Find the full pricing and spec for the Giulia here.
The new BMW M3 Competition has carried over much of its strengths from the predecessor, with the car still having a twin turbo straight six engine, all the power being delivered through the rear wheels and signature BMW looks. However, there have been some notable changes including an eight-speed automatic transmission replacing the seven-speed twin clutch.
To buy the M3 Competition will set you back £74,815, which is an increase from the previous version, although that’s to be expected with more technology and equipment as standard. The excellent six-cylinder 3.0-litre engine delivers 520bhp and 650Nm of torque, which means the M3 Competition can reach 0-62mph in just 3.9 seconds, which is identical to the Giulia Quadrifoglio, but 0.2 seconds slower than the Porsche Carrera S.
Despite being 150kg heavier than its F80 predecessor, the car doesn’t feel any heavier and the engineers at BMW have done an excellent job creating what they describe as the ‘ultimate driving machine’. The interior is also much improved over the previous version, with a 12.3-inch dash display, 10.25-inch centre screen, three zone climate and a 16 speaker Harman Kardon HiFi system.
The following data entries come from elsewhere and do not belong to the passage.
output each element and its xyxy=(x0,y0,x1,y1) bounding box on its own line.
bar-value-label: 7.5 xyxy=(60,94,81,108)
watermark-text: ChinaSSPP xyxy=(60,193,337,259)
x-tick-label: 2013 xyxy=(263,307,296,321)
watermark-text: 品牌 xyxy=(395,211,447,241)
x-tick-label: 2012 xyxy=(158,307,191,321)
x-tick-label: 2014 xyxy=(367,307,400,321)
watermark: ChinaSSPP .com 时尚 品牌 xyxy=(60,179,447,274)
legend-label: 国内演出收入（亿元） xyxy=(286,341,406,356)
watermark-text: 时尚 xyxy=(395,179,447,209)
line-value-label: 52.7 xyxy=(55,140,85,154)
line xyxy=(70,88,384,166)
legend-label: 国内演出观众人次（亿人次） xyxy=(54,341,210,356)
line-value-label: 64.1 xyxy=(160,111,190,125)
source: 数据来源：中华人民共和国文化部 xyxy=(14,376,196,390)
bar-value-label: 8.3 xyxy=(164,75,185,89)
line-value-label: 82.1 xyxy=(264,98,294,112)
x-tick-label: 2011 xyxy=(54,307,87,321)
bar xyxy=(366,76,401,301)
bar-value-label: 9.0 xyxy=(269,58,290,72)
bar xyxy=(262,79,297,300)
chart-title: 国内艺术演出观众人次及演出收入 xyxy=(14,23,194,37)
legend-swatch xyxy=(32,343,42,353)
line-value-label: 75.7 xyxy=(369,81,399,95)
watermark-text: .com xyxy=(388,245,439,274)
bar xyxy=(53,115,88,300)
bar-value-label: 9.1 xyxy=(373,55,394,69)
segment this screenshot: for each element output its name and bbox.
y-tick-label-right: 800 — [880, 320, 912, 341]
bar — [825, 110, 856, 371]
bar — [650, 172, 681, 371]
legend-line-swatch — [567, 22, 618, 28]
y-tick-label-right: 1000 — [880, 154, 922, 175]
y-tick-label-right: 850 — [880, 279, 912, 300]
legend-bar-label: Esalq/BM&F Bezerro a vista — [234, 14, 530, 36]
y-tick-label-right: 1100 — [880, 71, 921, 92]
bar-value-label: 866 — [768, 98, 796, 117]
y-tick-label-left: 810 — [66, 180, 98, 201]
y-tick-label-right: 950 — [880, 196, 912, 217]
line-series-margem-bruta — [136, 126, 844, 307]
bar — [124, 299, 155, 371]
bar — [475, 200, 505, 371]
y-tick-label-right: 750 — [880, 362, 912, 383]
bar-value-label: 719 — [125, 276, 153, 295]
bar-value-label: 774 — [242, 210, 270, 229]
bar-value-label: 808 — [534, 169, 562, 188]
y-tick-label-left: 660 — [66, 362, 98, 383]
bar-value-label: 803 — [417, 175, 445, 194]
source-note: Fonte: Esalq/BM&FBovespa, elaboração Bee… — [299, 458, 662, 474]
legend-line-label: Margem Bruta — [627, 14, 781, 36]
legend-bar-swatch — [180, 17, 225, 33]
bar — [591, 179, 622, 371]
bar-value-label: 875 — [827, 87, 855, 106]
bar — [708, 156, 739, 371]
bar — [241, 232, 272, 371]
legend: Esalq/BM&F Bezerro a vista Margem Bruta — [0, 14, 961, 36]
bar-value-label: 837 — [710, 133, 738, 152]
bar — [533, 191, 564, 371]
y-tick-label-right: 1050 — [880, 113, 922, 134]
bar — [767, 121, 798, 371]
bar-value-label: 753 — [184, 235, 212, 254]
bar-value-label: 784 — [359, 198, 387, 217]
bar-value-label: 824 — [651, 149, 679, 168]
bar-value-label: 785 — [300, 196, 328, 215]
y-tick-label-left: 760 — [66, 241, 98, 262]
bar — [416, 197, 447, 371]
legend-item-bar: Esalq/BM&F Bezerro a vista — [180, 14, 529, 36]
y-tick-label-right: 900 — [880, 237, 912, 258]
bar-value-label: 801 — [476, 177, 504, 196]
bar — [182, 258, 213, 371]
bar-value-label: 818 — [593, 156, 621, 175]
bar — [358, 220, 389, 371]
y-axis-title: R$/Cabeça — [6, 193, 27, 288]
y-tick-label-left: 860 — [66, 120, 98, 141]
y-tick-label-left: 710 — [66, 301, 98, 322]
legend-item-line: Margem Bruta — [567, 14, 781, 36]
If you want to improve performance further you could choose to add the M Pro pack, which gives you carbon ceramic brakes and raises the speed limiter from 155 to 180mph.
BMW have announced they’ll also be releasing the the M3 M trim which is only available with xDrive, where we can expect a faster 0-62mph, but a less engaging drive than what’s available with the rear-wheel drive option.
You can find the M3 full specification and pricing here.
In a rear-wheel drive car, the engine sends all power to the rear wheels and the front wheels only have to steer, which can create a more engaging driving experience as it is pushed from behind rather than a drag effect from the front. In a four-wheel drive vehicle, the engine powers all of the wheels at once. This increases the amount of grip the car has on the road and 4WD will be better for rough terrain and adverse weather conditions, such as snow.
BMW xDrive is powered by an electronic multi disc clutch that will detect a loss of grip and divert the power to the wheels with the best traction. This is a technically advanced version of the 4-wheel drive vehicle system.
There is very little difference between all-wheel drive and four-wheel drive, but all wheel drive will have a high and low range to maintain traction when off-roading. However, four-wheel drives will still have better capabilities off-road compared to a front-wheel drive or rear-wheel drive car.